THE IGNORED GROANS OF THE WORKING CLASS IN MALTA -
David Cuschieri

Zminijietna Harga Jannar – Marzu 2008

 

When the Berlin Wall came down and the Soviet Union was dissolved, millions of people were led to believe that socialism was doomed to failure. The capitalist economic model was hailed as the triumphant one; a system that many described as having no alternative. It is plausible to say that the early 90s represented a time of great expectations.

The dreams of countless capitalists were surely translated into reality as an increasing amount of governments around the world embraced the neoliberal philosophy. As the 90s rolled on, it appeared that the way had been paved for the victory of the private sector over the public one. As one State-owned company after another was privatised, this process was accompanied by a very strong campaign aimed at destroying all confidence in such companies; the State-owned organisations were associated with a never-ending list of negative characteristics so that the wave of privatisations would meet as little resistance as possible.

With reference to Malta, the latter was not spared from the vicious onslaught of the private sector against anything that was owned by the State. This campaign was largely endorsed by the country’s Nationalist Party.

Nowadays, there is little doubt that the private sector in Malta is much stronger than ever before. As the Maltese government embraces the neoliberal philosophy, there is a greater likelihood that several private companies would be able to have a more profound impact on people’s lives than the State. Indeed, as the private sector becomes increasingly powerful, the State could easily be threatened to serve its interests. If a large company fails to get its way, it could certainly wind up its local operations and move to another country in which it has more control over the State in its attempt to maximise profits. This has happened in various countries and Malta is not an exception to this disturbing phenomenon.

When analysing the increasing power of the private sector in Malta, one could ask: how is this issue affecting the thousands of individuals that make up the working class? Perhaps more importantly, who is struggling to defend the working class members from the shocking exploitation that is often associated with numerous private companies? Many Maltese people still praise Dom Mintoff and Dr Karmenu Mifsud Bonnici for their efforts to improve the plight of the working class in Malta. For both leaders, ideology was a very important matter when discussing the way forward for the country. Indeed, albeit with limited means, they both frequently tried to educate the masses about the benefits of Socialism.

With the appearance of Dr Alfred Sant’s New Labour, it seems that the relationship between ideology and the interests of the working class was brushed aside. Although Dr Sant might have focused on a number of issues that affected the thousands of wage slaves in Malta, his efforts did not appear to be based on a clearly-defined ideology.
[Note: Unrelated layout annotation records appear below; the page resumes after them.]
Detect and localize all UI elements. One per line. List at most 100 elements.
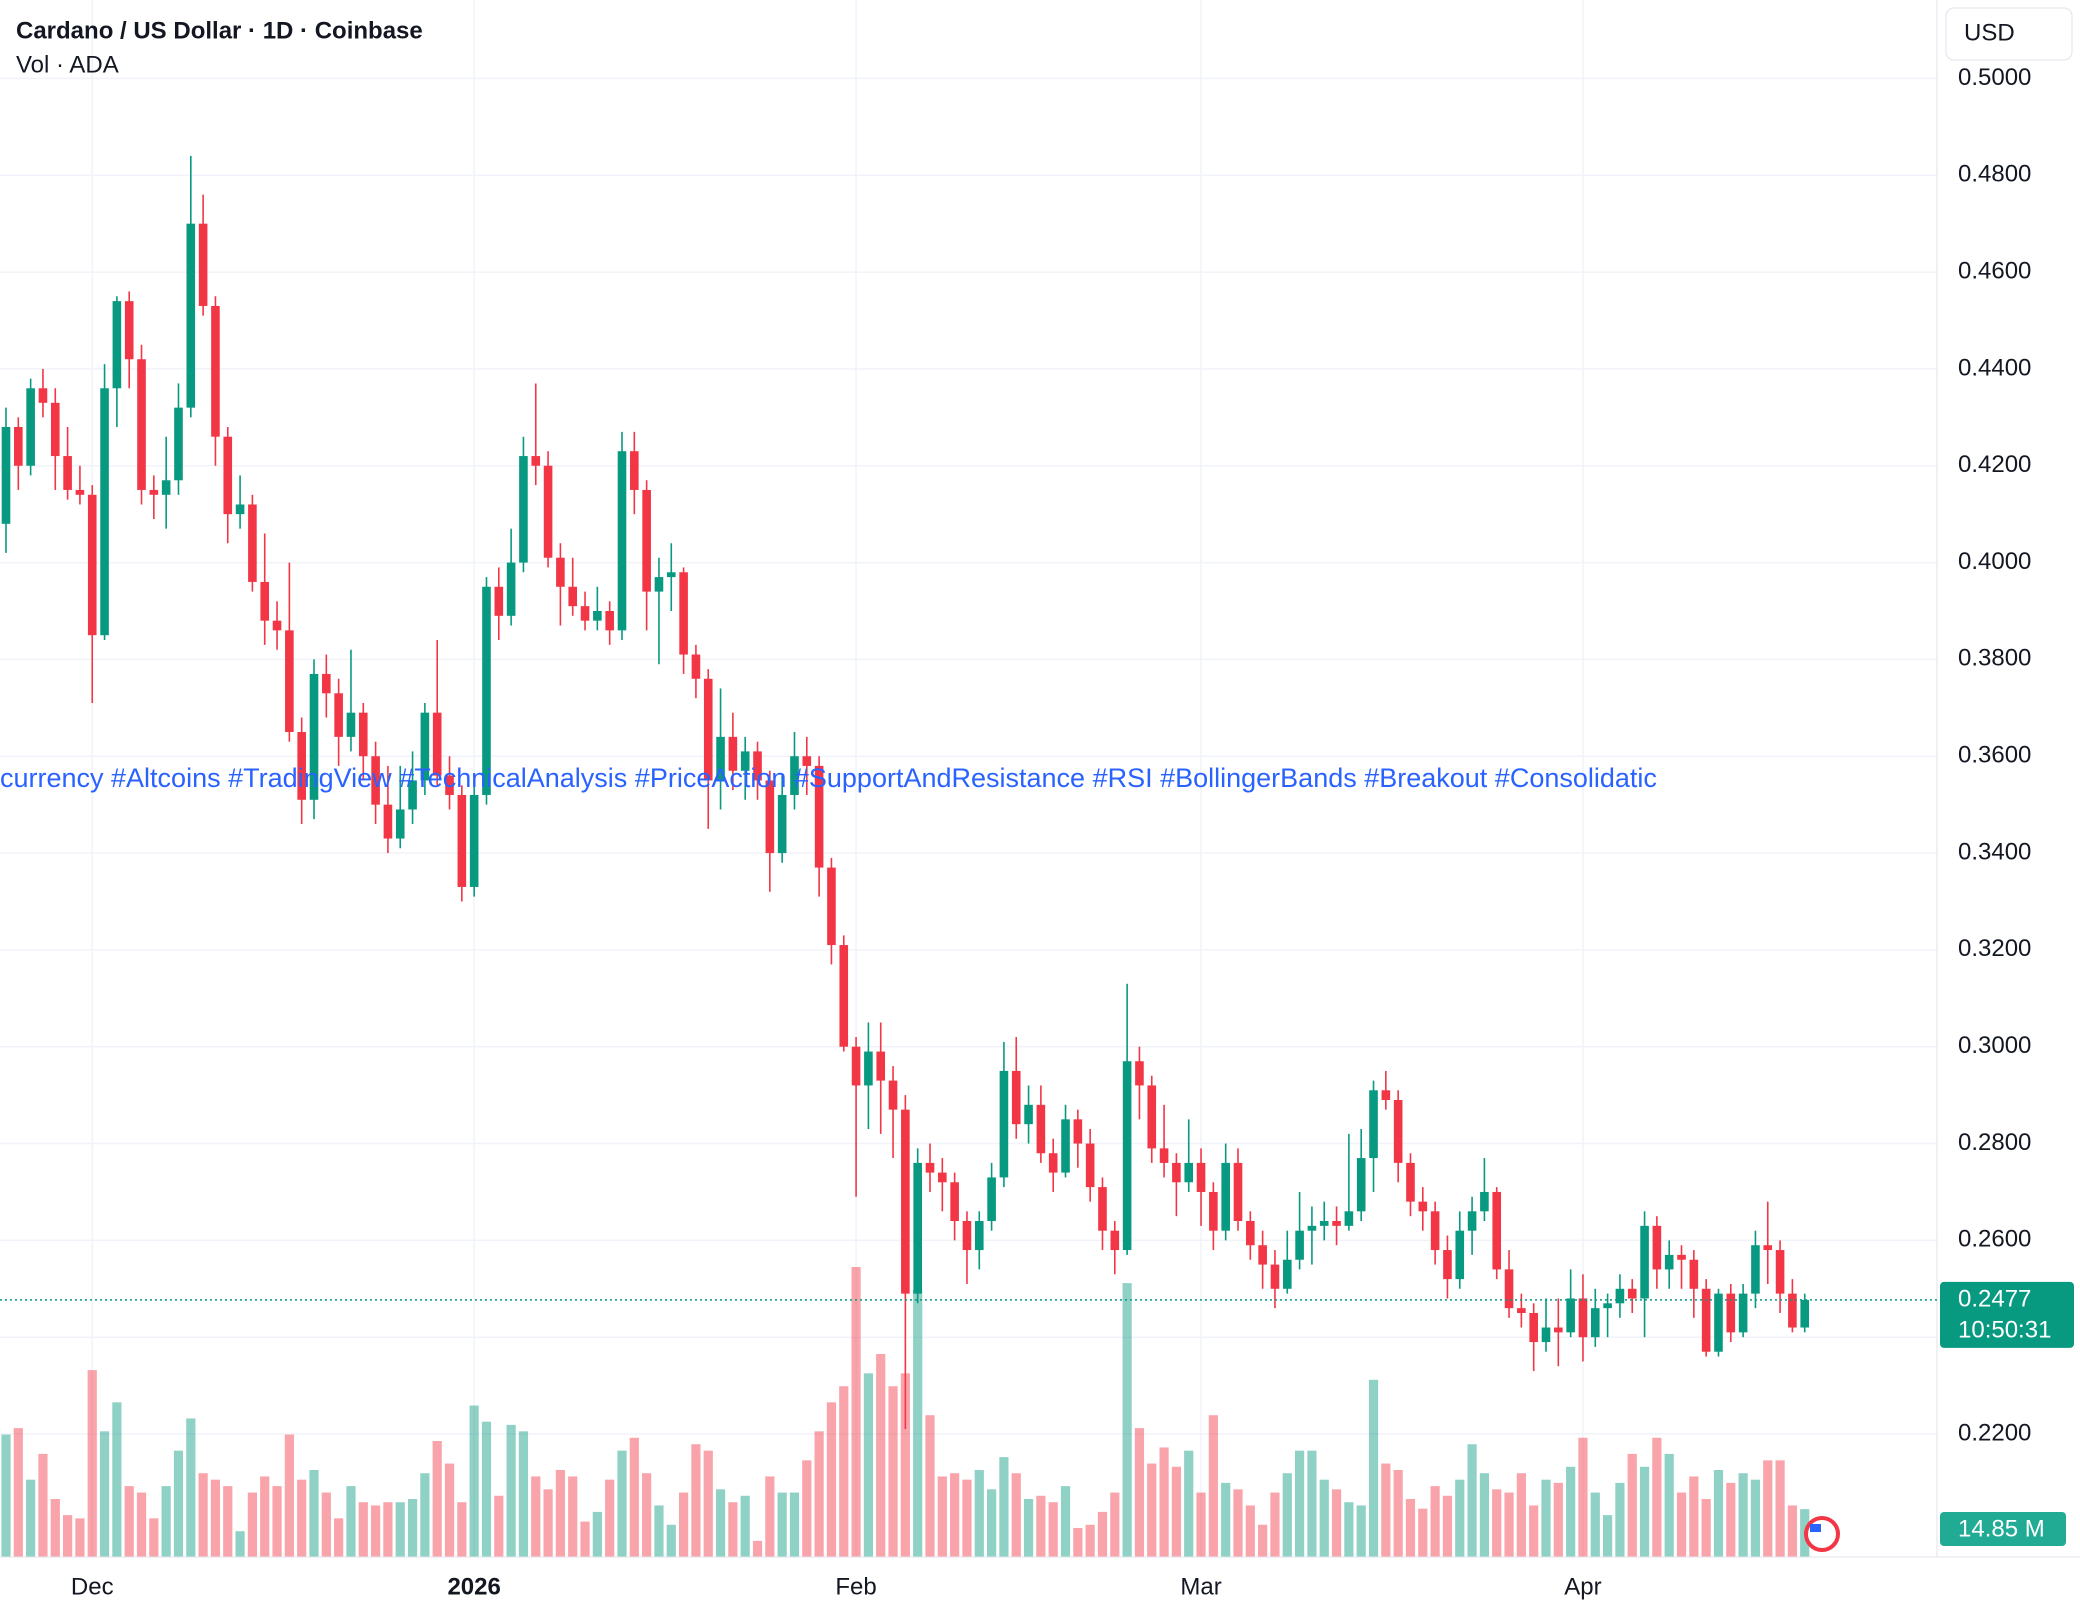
candle-body — [1221, 1162, 1230, 1231]
candle-body — [1751, 1245, 1760, 1294]
volume-bar — [863, 1373, 873, 1557]
volume-bar — [1553, 1482, 1563, 1557]
candle-body — [75, 489, 85, 495]
candle-body — [1061, 1119, 1070, 1173]
candle-body — [851, 1046, 861, 1086]
volume-bar — [1085, 1524, 1095, 1557]
candle-layer — [1, 155, 1810, 1430]
candle-body — [802, 756, 812, 766]
candle-body — [938, 1172, 947, 1183]
volume-bar — [26, 1479, 36, 1557]
candle-body — [211, 305, 220, 437]
volume-bar — [851, 1267, 861, 1557]
volume-bar — [715, 1489, 726, 1557]
volume-bar — [679, 1492, 689, 1557]
volume-bar — [1073, 1528, 1083, 1557]
volume-bar — [1134, 1428, 1145, 1557]
volume-bar — [210, 1479, 221, 1557]
candle-body — [913, 1162, 922, 1294]
volume-bar — [481, 1421, 492, 1557]
volume-bar — [1726, 1482, 1736, 1557]
volume-layer — [1, 1267, 1810, 1557]
candle-body — [334, 693, 343, 737]
volume-bar — [297, 1479, 307, 1557]
volume-bar — [1787, 1505, 1797, 1557]
volume-bar — [506, 1424, 516, 1557]
volume-bar — [752, 1540, 763, 1557]
volume-bar — [1676, 1492, 1687, 1557]
candle-body — [420, 712, 430, 781]
candle-body — [999, 1070, 1009, 1178]
candle-body — [642, 489, 651, 592]
candle-body — [506, 562, 516, 616]
hashtag-overlay: currency #Altcoins #TradingView #Technic… — [0, 763, 1657, 793]
candle-body — [1147, 1085, 1157, 1149]
volume-bar — [987, 1489, 997, 1557]
candle-body — [1504, 1269, 1514, 1309]
candle-body — [408, 780, 417, 810]
candle-body — [248, 504, 257, 582]
candle-body — [1381, 1090, 1391, 1100]
volume-bar — [802, 1460, 812, 1557]
candle-body — [716, 736, 725, 781]
last-price-badge — [1940, 1281, 2074, 1348]
candle-body — [753, 751, 762, 781]
volume-bar — [543, 1489, 553, 1557]
flag-icon — [1804, 1516, 1840, 1552]
volume-bar — [691, 1444, 701, 1557]
volume-bar — [1603, 1515, 1613, 1557]
volume-bar — [1319, 1479, 1329, 1557]
candle-body — [1233, 1162, 1243, 1222]
x-tick-label: Mar — [1180, 1573, 1221, 1600]
volume-bar — [1418, 1508, 1428, 1557]
volume-bar — [962, 1479, 972, 1557]
volume-bar — [1258, 1524, 1268, 1557]
volume-bar — [1368, 1379, 1379, 1557]
chart-title: Cardano / US Dollar · 1D · Coinbase — [16, 17, 423, 44]
candle-body — [38, 388, 48, 403]
volume-bar — [531, 1476, 541, 1557]
currency-button[interactable] — [1945, 7, 2073, 61]
candle-body — [765, 780, 775, 854]
volume-bar — [186, 1418, 196, 1557]
volume-bar — [839, 1386, 849, 1557]
volume-bar — [1060, 1486, 1071, 1557]
candle-body — [457, 794, 467, 887]
volume-bar — [469, 1405, 479, 1557]
candle-body — [556, 557, 565, 587]
volume-bar — [1492, 1489, 1502, 1557]
candle-body — [630, 451, 639, 490]
volume-bar — [112, 1402, 122, 1557]
volume-bar — [420, 1473, 430, 1557]
candle-body — [1344, 1211, 1354, 1226]
candle-body — [1135, 1061, 1144, 1086]
candle-body — [876, 1051, 886, 1081]
candle-body — [124, 301, 134, 360]
y-tick-label: 0.2200 — [1958, 1419, 2031, 1446]
candle-body — [482, 586, 491, 795]
volume-bar — [1097, 1511, 1108, 1557]
candle-body — [371, 756, 380, 805]
volume-bar — [371, 1505, 381, 1557]
flag-icon-part — [1810, 1524, 1821, 1532]
volume-bar — [888, 1386, 898, 1557]
y-tick-label: 0.4600 — [1958, 257, 2031, 284]
volume-bar — [1393, 1470, 1403, 1557]
volume-bar — [334, 1518, 344, 1557]
candle-body — [322, 673, 331, 694]
volume-bar — [876, 1354, 886, 1557]
y-tick-label: 0.3800 — [1958, 645, 2031, 672]
candle-body — [1209, 1191, 1218, 1231]
volume-bar — [1307, 1450, 1317, 1557]
volume-bar — [728, 1502, 738, 1557]
candle-body — [149, 489, 159, 495]
volume-bar — [99, 1431, 110, 1557]
volume-bar — [1344, 1502, 1354, 1557]
volume-bar — [913, 1289, 923, 1557]
candle-body — [901, 1109, 910, 1294]
candle-body — [1627, 1288, 1637, 1299]
candle-body — [309, 673, 319, 800]
candle-body — [864, 1051, 873, 1086]
candle-body — [1282, 1259, 1292, 1289]
volume-bar — [1233, 1489, 1243, 1557]
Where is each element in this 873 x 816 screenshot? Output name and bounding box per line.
Nowadays, in spite of the soaring profits recorded by several private companies, the working class in Malta is still made up of a huge number of people who are struggling on a daily basis to live comfortably. Thousands of individuals are reporting difficulties to make ends meet. Although there is a great deal of talk about the creation of new jobs in Malta, there are many people whose salaries are so low that they can barely ever think of spending money on anything else apart from the survival costs (food, rent, mortgage, and so on). Whenever a crisis, such as a serious injury or unemployment, hits certain members of the working class, the State’s response is often slow and far from being effective.

If one listens carefully, it is possible to hear the many groans of the working class in Malta. The biggest problem is that in the eyes of countless individuals, there is currently no political party that is paying sufficient attention to the groans of the exploited masses. More often than not, these groans appear to be totally ignored. It seems that even the Malta Labour Party is no longer widely perceived as an organisation that is offering many substantial changes to improve the plight of the working class.

In view of the above, one could surely assert that the working class in Malta requires a party that is truly committed to defending its interests. A party that heeds the groans of the suffering people, can restore faith in a caring State, and is willing to guide those in pain towards a better future.